When approaching neutrals, it is important to remember that there are warm and cool neutral color palettes. Many companies produce both.
First one needs to decide what is one trying to achieve. If one lives in a hot, very sunny climate, one might want a cool neutral palette. If one lives were there is a lot of overcast or rainy days, one might opt for warm tones. So, the first step one needs to do is decide which is going to be used, warm or cool.
One thing about neutrals- they are highly influence by the environment they are in. They will appear more warm or cool, depending on what is around them- the angle of the sun, the colors of the walls, what is on the floor, and other things a person has in the same room.
This neutral ikat can look brown, tan, taupe, or grey with beige, cream, or white, depending on the light and what is in the room with it.
There are neutral prints and wovens. If one wants an eclectic look, try mixing them. The wovens will add texture.
Clarence House’s Rimini with its raised horizontal threads, moving on the diagonal against a lighter background gives a lot of textural interest!
Embroidered fabrics also add texture.
Another way to add interest is to use reversible fabrics.
Paring the two sides can give a lot of visual interest.
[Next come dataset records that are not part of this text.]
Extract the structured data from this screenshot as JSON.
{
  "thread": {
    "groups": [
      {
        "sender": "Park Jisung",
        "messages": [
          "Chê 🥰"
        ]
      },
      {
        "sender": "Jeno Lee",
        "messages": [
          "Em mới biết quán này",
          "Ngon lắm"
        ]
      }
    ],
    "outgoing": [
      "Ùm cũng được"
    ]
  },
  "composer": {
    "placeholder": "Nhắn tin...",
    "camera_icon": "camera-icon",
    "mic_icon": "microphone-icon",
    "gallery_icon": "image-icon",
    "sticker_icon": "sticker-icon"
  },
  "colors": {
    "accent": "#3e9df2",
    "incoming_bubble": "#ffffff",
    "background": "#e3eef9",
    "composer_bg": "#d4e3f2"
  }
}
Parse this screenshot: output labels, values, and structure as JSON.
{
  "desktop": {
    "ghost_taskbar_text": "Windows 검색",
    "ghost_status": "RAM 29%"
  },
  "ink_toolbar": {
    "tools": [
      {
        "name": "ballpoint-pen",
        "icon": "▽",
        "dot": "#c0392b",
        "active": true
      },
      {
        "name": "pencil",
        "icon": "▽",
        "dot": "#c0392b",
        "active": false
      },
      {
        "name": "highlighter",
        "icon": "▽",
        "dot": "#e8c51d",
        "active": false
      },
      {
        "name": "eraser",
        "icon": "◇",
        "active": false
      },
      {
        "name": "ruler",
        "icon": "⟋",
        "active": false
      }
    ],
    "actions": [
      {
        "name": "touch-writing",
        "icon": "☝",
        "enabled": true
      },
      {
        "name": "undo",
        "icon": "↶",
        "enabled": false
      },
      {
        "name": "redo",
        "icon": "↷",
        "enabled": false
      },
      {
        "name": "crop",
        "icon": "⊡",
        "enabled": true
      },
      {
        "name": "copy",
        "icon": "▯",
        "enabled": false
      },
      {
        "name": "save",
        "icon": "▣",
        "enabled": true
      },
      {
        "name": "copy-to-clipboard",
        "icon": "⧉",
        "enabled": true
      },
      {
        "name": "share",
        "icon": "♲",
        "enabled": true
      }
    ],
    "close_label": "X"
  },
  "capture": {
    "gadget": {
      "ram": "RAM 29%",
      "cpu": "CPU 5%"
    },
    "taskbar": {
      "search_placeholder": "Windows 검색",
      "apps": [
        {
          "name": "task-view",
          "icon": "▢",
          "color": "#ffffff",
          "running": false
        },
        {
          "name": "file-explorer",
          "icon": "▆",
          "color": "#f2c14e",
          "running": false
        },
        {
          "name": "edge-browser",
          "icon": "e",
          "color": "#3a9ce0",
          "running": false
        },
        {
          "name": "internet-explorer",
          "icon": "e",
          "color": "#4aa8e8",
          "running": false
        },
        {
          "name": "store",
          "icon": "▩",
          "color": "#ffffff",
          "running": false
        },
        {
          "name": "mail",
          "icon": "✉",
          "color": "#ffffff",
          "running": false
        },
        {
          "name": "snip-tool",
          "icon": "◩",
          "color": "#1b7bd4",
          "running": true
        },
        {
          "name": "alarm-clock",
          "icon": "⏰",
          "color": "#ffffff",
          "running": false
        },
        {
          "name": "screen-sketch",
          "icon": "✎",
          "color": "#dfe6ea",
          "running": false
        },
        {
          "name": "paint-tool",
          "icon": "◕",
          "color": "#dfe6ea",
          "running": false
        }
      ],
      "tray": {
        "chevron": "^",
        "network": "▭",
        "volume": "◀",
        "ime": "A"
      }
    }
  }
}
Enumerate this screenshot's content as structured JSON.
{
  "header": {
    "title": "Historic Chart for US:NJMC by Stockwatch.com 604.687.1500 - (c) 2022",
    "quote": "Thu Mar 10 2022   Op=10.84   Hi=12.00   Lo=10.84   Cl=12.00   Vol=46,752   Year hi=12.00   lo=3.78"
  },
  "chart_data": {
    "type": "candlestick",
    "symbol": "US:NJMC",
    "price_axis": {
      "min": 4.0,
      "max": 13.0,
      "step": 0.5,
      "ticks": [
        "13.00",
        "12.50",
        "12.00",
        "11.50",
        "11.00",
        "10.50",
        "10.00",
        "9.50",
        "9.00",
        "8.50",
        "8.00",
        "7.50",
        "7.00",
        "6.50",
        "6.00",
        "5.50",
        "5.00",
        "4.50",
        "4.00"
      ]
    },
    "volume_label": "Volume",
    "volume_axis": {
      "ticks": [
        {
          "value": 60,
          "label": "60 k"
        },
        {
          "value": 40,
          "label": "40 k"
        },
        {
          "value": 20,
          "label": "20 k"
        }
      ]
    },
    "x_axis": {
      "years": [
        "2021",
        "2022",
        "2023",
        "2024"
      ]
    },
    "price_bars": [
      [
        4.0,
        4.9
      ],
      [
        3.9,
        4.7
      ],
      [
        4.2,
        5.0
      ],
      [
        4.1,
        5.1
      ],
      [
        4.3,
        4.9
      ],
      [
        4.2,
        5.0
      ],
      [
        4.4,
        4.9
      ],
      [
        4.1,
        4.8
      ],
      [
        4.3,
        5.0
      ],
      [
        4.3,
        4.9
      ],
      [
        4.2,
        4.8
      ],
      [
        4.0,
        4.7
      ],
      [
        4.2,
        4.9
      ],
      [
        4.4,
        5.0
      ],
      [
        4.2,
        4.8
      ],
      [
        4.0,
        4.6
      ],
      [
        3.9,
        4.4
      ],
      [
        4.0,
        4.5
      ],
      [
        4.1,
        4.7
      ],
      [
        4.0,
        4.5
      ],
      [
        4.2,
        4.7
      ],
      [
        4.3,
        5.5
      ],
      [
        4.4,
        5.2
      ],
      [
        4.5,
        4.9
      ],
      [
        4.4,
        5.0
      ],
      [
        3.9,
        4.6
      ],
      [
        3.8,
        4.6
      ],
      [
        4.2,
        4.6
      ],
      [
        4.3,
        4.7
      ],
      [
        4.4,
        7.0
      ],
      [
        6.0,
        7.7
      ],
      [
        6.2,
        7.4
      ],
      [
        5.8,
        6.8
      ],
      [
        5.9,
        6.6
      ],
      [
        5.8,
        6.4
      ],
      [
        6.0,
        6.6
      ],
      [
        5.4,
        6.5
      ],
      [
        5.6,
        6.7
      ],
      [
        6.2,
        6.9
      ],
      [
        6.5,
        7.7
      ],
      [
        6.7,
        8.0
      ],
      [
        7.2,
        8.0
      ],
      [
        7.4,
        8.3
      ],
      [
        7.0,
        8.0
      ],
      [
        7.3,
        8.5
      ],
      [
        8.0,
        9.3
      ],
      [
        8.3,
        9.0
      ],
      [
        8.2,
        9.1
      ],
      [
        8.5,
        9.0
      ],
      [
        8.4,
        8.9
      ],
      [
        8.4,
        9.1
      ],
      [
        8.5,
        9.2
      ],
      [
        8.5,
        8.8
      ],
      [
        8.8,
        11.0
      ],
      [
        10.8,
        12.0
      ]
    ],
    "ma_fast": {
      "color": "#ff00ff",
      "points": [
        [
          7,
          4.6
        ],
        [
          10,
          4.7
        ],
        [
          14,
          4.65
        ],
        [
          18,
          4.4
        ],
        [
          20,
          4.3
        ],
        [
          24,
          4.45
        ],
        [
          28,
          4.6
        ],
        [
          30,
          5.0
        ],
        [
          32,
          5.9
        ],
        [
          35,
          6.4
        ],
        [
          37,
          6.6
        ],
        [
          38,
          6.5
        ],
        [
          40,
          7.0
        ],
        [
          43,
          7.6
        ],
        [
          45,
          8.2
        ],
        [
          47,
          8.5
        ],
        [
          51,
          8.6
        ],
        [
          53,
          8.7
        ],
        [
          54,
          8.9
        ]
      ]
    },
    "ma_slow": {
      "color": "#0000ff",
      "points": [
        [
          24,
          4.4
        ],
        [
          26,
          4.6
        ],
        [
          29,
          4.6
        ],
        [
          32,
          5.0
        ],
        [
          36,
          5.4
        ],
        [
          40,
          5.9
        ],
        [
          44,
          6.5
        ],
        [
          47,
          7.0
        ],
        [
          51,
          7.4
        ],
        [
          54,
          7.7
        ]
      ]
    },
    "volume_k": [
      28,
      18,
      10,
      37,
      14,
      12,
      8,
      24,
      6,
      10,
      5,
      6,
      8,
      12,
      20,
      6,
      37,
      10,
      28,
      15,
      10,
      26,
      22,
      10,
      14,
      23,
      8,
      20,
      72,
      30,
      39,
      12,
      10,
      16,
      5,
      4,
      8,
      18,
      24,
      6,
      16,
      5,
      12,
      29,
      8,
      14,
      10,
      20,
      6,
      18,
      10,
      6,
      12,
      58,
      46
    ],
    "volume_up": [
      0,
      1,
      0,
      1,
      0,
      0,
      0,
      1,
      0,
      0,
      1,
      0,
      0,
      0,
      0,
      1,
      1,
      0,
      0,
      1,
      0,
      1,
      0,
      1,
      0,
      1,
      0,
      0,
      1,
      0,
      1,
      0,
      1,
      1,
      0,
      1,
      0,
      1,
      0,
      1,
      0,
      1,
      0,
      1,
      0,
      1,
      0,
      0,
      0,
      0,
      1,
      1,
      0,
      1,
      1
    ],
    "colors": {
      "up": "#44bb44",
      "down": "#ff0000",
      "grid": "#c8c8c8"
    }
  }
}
There are fabrics that bridge both warm and cool tones. These fabrics can be really helpful! Say there were two fabrics that one really liked, but they just fight with each other in a room. This is where a fabric that uses both warm and cool tones can bridge the two, allowing one to use both together.
The brown, grey, and cream trellis combines both warm and cool neutral tones. The marbled background of warm and cool tones has a subtle contrast of grey outlining the warm cream trellis.
This madras windowpane plaid also combines warm and cool neutrals. A warm cream and a cool taupe get a boost from the black. Small tassels at the the intersections, add texture.
But, you say- I want some fun, interesting fabrics… well, nearly every category in the store has at least one neutral pattern that is fun or interesting.
Below are some of neutral fabrics to add interest and to showcase your interests as well!
For those who need something with an outdoor feel
there is the linen deer fabric-
which is also available on white.
The linen snowflake is nice, as well!
For those who like chickens!
If one has an interest in anything Medieval,
the Germanic Medieval Fabric might be a thought.
It has a warm oatmeal background.
This architecture fabric is an intriguing blending of light and dark neutrals,
punctuated with black.
This toile fabric gives a traditional romantic look, in neutrals.
Also traditional, but with a high contrast and a crisp look,
is the grey colonial wall paper fabric.
And yes, there are neutral ocean fabrics!
The mid-century floral fabric has a strong presence.
As one builds a neutral palette, one of the things to think about is what are you trying to achieve? What do you want to live with? Do you want just neutrals? Or will a small bit of color help pull it together with the room’s other interior decorating features?
The map of Paris print has some subtle colors added-
watery blue and yellow add to a mostly neutral design.
The Paris postcard fabric is neutrals with the punctuation of red.
The sepia travel photograph fabric is done in neutrals with strong contrasts.
So, if you are redoing a room, step back…
Consider what you are keeping, what might be leaving,
and what you want to add.
And perhaps you want to work in a lot of neutral tones,
or maybe you just want to add a small amount to let what you already have shine.